En dépit des assurances du chef du gouvernement que le recours au financement non conventionnel, adopté pour éviter l'endettement extérieur, ne saurait s'étaler sur plus de trois ans, voire cinq ans au maximum, il semblerait que la tentation est devenue trop grande pour recourir à ce système de financement des déficits budgétaires que de faire l'effort d'aller vers des réformes économiques profondes. Et de vivre de ce qu'on produit, même chichement. Le chiffre du montant émis par cette ?'planche du salut'' est tout à fait inquiétant, environ 45 milliards de dollars, plus que les recettes pétrolières prévues pour 2018, tirés entre novembre 2017 et novembre 2018. En dehors de cette angoissante ?'addiction'' du gouvernement au financement non conventionnel et l'ampleur des déficits, dont celui de la CNR, il n'y a pas eu de grands efforts pour remettre sur pied l'économie nationale.
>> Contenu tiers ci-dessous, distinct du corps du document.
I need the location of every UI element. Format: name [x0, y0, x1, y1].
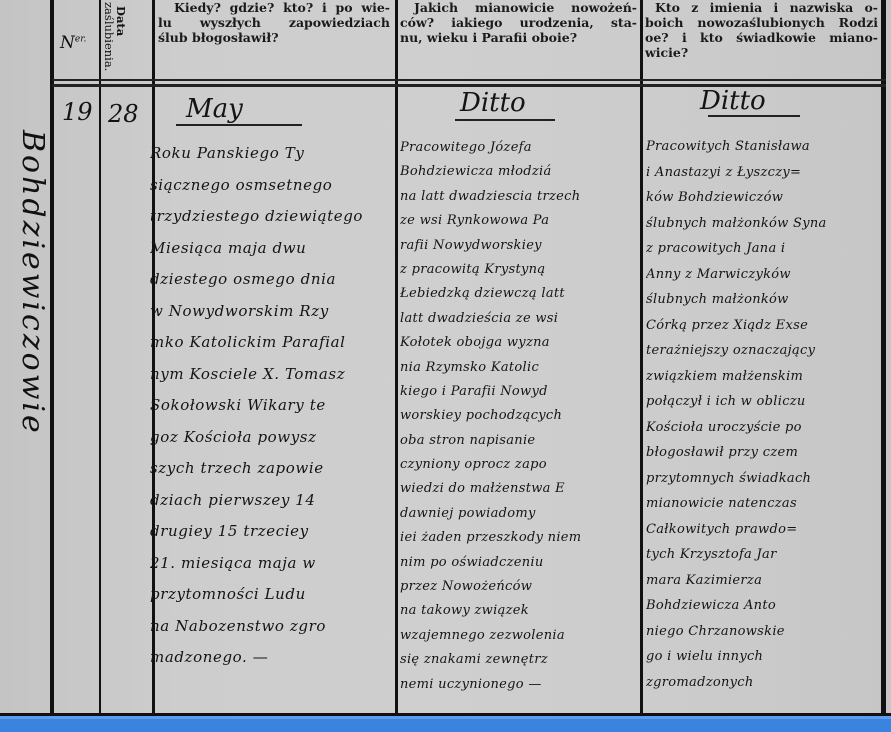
entry-day: 28: [108, 100, 139, 128]
month-heading: May: [186, 94, 243, 124]
who-text: Pracowitego Józefa Bohdziewicza młodziá …: [400, 136, 638, 697]
entry-number: 19: [62, 98, 93, 126]
rule-margin: [50, 0, 54, 713]
margin-surname: Bohdziewiczowie: [15, 130, 50, 436]
parents-text: Pracowitych Stanisława i Anastazyi z Łys…: [646, 134, 880, 695]
rule-right: [881, 0, 886, 713]
bottom-bar-highlight: [0, 716, 891, 719]
ditto-parents: Ditto: [700, 86, 766, 116]
rule-jakich-kto: [640, 0, 643, 713]
header-data: Data zaślubienia.: [104, 2, 126, 78]
ditto-parents-underline: [708, 115, 800, 117]
ditto-who-underline: [455, 119, 555, 121]
viewer-bottom-bar: [0, 713, 891, 732]
header-who: Jakich mianowicie nowożeń- ców? iakiego …: [400, 0, 637, 45]
rule-ner-data: [99, 0, 101, 713]
rule-kiedy-jakich: [395, 0, 398, 713]
header-data-line1: Data: [114, 6, 128, 36]
month-underline: [176, 124, 302, 126]
ditto-who: Ditto: [460, 88, 526, 118]
header-ner: Ner.: [60, 33, 86, 53]
header-when: Kiedy? gdzie? kto? i po wie- lu wyszłych…: [158, 0, 390, 45]
header-data-line2: zaślubienia.: [102, 2, 116, 71]
header-parents: Kto z imienia i nazwiska o- boich nowoza…: [645, 0, 878, 60]
when-text: Roku Panskiego Ty siącznego osmsetnego t…: [150, 138, 390, 674]
header-rule-top: [52, 79, 886, 81]
register-page: Ner. Data zaślubienia. Kiedy? gdzie? kto…: [0, 0, 891, 713]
Pis, avec des prix de pétrole qui s'annoncent moroses en 2019 et une moyenne de 60 dollars/baril entre octobre et décembre, les revenus pour 2018 seraient ainsi moindres que ?'ceux'' de la planche à billets. Ce qui, fatalement, va placer le gouvernement dans une position inconfortable dès janvier 2019 et, plus que tout, le contraindre à envisager des solutions absolument impopulaires pour éviter le «crash».
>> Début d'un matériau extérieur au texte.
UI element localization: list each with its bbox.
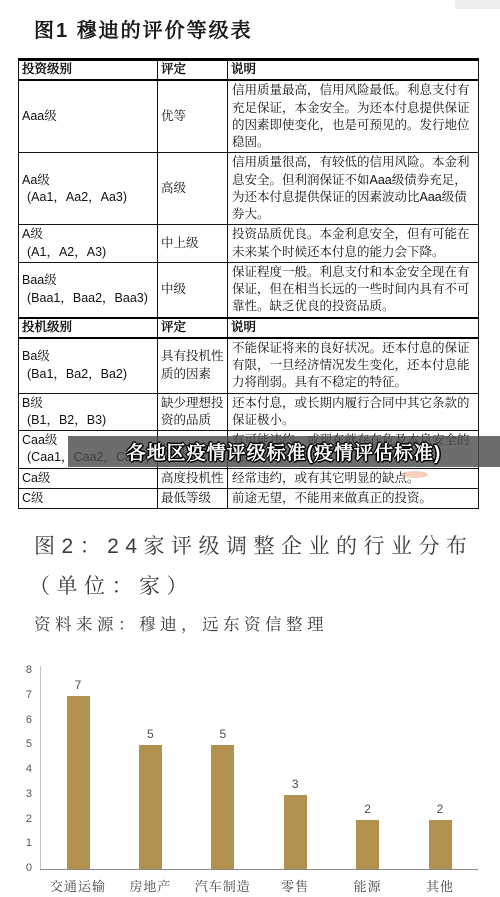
y-tick-label: 5 xyxy=(6,738,32,750)
grade-cell: Caa级(Caa1，Caa2，Caa3) xyxy=(19,431,158,469)
table-header-row: 投资级别评定说明 xyxy=(19,60,479,81)
x-category-label: 房地产 xyxy=(112,876,188,895)
table-row: Ba级(Ba1，Ba2，Ba2)具有投机性质的因素不能保证将来的良好状况。还本付… xyxy=(19,338,479,393)
scrollbar-smudge xyxy=(455,0,500,9)
table-row: Baa级(Baa1，Baa2，Baa3)中级保证程度一般。利息支付和本金安全现在… xyxy=(19,262,479,317)
table-header-row: 投机级别评定说明 xyxy=(19,318,479,338)
table-header-cell: 评定 xyxy=(158,318,228,338)
rating-cell: 优等 xyxy=(158,80,228,153)
grade-notches: (B1，B2，B3) xyxy=(22,412,154,429)
grade-notches: (Aa1，Aa2，Aa3) xyxy=(22,189,154,206)
industry-bar-chart: 0123456787交通运输5房地产5汽车制造3零售2能源2其他 xyxy=(0,650,500,897)
bar-value-label: 2 xyxy=(422,802,458,816)
grade-cell: Ba级(Ba1，Ba2，Ba2) xyxy=(19,338,158,393)
rating-cell: 高级 xyxy=(158,153,228,225)
bar-value-label: 5 xyxy=(132,727,168,741)
rating-table-body: 投资级别评定说明Aaa级优等信用质量最高，信用风险最低。利息支付有充足保证，本金… xyxy=(19,60,479,509)
grade-name: Ca级 xyxy=(22,471,50,485)
grade-cell: A级(A1，A2，A3) xyxy=(19,225,158,263)
x-axis-line xyxy=(40,869,478,870)
bar-value-label: 3 xyxy=(277,777,313,791)
article-page: { "figure1": { "title": "图1 穆迪的评价等级表", "… xyxy=(0,0,500,897)
x-category-label: 汽车制造 xyxy=(185,876,261,895)
bar-其他 xyxy=(429,820,452,870)
y-axis-line xyxy=(40,666,41,869)
bar-房地产 xyxy=(139,745,162,869)
rating-cell: 劣质债券 xyxy=(158,431,228,469)
grade-cell: Aa级(Aa1，Aa2，Aa3) xyxy=(19,153,158,225)
grade-cell: C级 xyxy=(19,488,158,508)
grade-name: C级 xyxy=(22,491,44,505)
description-cell: 保证程度一般。利息支付和本金安全现在有保证，但在相当长远的一些时间内具有不可靠性… xyxy=(228,262,479,317)
x-category-label: 交通运输 xyxy=(40,876,116,895)
grade-notches: (A1，A2，A3) xyxy=(22,244,154,261)
description-cell: 还本付息，或长期内履行合同中其它条款的保证极小。 xyxy=(228,393,479,431)
grade-name: Baa级 xyxy=(22,273,57,287)
grade-name: Ba级 xyxy=(22,349,50,363)
y-tick-label: 7 xyxy=(6,689,32,701)
rating-cell: 具有投机性质的因素 xyxy=(158,338,228,393)
grade-notches: (Baa1，Baa2，Baa3) xyxy=(22,290,154,307)
table-header-cell: 投机级别 xyxy=(19,318,158,338)
grade-notches: (Ba1，Ba2，Ba2) xyxy=(22,366,154,383)
description-cell: 不能保证将来的良好状况。还本付息的保证有限，一旦经济情况发生变化，还本付息能力将… xyxy=(228,338,479,393)
grade-cell: Aaa级 xyxy=(19,80,158,153)
grade-notches: (Caa1，Caa2，Caa3) xyxy=(22,449,154,466)
bar-value-label: 5 xyxy=(205,727,241,741)
y-tick-label: 0 xyxy=(6,862,32,874)
y-tick-label: 2 xyxy=(6,813,32,825)
rating-cell: 中上级 xyxy=(158,225,228,263)
rating-cell: 中级 xyxy=(158,262,228,317)
table-header-cell: 评定 xyxy=(158,60,228,81)
figure2-title-line2: （单位：家） xyxy=(29,570,194,600)
rating-cell: 缺少理想投资的品质 xyxy=(158,393,228,431)
y-tick-label: 6 xyxy=(6,714,32,726)
x-category-label: 能源 xyxy=(330,876,406,895)
grade-cell: Baa级(Baa1，Baa2，Baa3) xyxy=(19,262,158,317)
grade-cell: B级(B1，B2，B3) xyxy=(19,393,158,431)
grade-name: Aaa级 xyxy=(22,109,57,123)
table-row: B级(B1，B2，B3)缺少理想投资的品质还本付息，或长期内履行合同中其它条款的… xyxy=(19,393,479,431)
bar-汽车制造 xyxy=(211,745,234,869)
grade-name: A级 xyxy=(22,227,43,241)
moodys-rating-table: 投资级别评定说明Aaa级优等信用质量最高，信用风险最低。利息支付有充足保证，本金… xyxy=(18,58,479,509)
peach-arc-decoration xyxy=(402,471,428,478)
bar-能源 xyxy=(356,820,379,870)
grade-name: B级 xyxy=(22,396,43,410)
figure1-title: 图1 穆迪的评价等级表 xyxy=(34,14,253,43)
rating-cell: 高度投机性 xyxy=(158,468,228,488)
y-tick-label: 1 xyxy=(6,837,32,849)
x-category-label: 其他 xyxy=(402,876,478,895)
bar-交通运输 xyxy=(67,696,90,869)
figure2-title-line1: 图2：24家评级调整企业的行业分布 xyxy=(34,530,474,560)
table-row: Aa级(Aa1，Aa2，Aa3)高级信用质量很高，有较低的信用风险。本金利息安全… xyxy=(19,153,479,225)
description-cell: 信用质量很高，有较低的信用风险。本金利息安全。但利润保证不如Aaa级债券充足，为… xyxy=(228,153,479,225)
table-header-cell: 说明 xyxy=(228,60,479,81)
description-cell: 前途无望，不能用来做真正的投资。 xyxy=(228,488,479,508)
grade-cell: Ca级 xyxy=(19,468,158,488)
x-category-label: 零售 xyxy=(257,876,333,895)
y-tick-label: 4 xyxy=(6,763,32,775)
table-header-cell: 说明 xyxy=(228,318,479,338)
table-header-cell: 投资级别 xyxy=(19,60,158,81)
y-tick-label: 8 xyxy=(6,664,32,676)
grade-name: Caa级 xyxy=(22,433,57,447)
description-cell: 信用质量最高，信用风险最低。利息支付有充足保证，本金安全。为还本付息提供保证的因… xyxy=(228,80,479,153)
description-cell: 有可能违约，或现在就存在危及本息安全的因素。 xyxy=(228,431,479,469)
y-tick-label: 3 xyxy=(6,788,32,800)
table-row: Aaa级优等信用质量最高，信用风险最低。利息支付有充足保证，本金安全。为还本付息… xyxy=(19,80,479,153)
description-cell: 经常违约，或有其它明显的缺点。 xyxy=(228,468,479,488)
bar-零售 xyxy=(284,795,307,869)
bar-value-label: 7 xyxy=(60,678,96,692)
table-row: C级最低等级前途无望，不能用来做真正的投资。 xyxy=(19,488,479,508)
table-row: Caa级(Caa1，Caa2，Caa3)劣质债券有可能违约，或现在就存在危及本息… xyxy=(19,431,479,469)
bar-value-label: 2 xyxy=(350,802,386,816)
rating-cell: 最低等级 xyxy=(158,488,228,508)
grade-name: Aa级 xyxy=(22,173,50,187)
figure2-source: 资料来源：穆迪，远东资信整理 xyxy=(34,611,328,635)
table-row: A级(A1，A2，A3)中上级投资品质优良。本金利息安全，但有可能在未来某个时候… xyxy=(19,225,479,263)
description-cell: 投资品质优良。本金利息安全，但有可能在未来某个时候还本付息的能力会下降。 xyxy=(228,225,479,263)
Mais, en recourant plus qu'il n'en faut au financement non conventionnel sans qu'il y ait des mesures de sauvegarde, dont la mise en place d'un début de réformes, le gouvernement se piégera lui-même en coupant les ponts avec l'orthodoxie financière. D'autant que les grandes décisions engageant l'avenir économique du pays, comme celle du financement non conventionnel, sont d'ordre politique. Or, le gouvernement n'a pas de visibilité pour au moins les trois prochains mois jusqu'à l'élection présidentielle, si elle se tient, d'avril 2019. Dans l'intervalle, l'exécutif va accélérer les tentatives de résorption des grands déficits, dont celui de la balance des paiements, du budget et de la CNR, les paiements des pensions de retraite n'étant plus assurés que par le recours à la planche à billets. Ce qui est absolument embarrassant pour l'exécutif qui n'a pas les coudées franches pour réformer cette caisse et les modes de son financement, alors que les cotisations ont atteint un seuil critique.

Pour assombrir davantage ce tableau, il y a la perspective d'une chute des prix du brut sur les marchés internationaux à moins de 50 dollars/baril sous le double effet d'une surproduction des pays producteurs, dont certains membres de l'Opep, et une crise économique mondiale larvée, responsable d'un recul de la demande. Une situation, pour un pays mono-exportateur comme l'Algérie, tout à fait inquiétante. D'autant que le recours à un mécanisme financier dangereux et banni ailleurs est en passe de devenir socialement problématique avec une hausse des tendances inflationnistes à 4,5% en novembre et durant ces trois derniers mois, dans un contexte de baisse chronique de la croissance. Le gouvernement a, cependant, trois mois pour rectifier le tir, sinon à trouver des solutions urgentes et rassurantes sur le front économique pour passer au chaud cet hiver.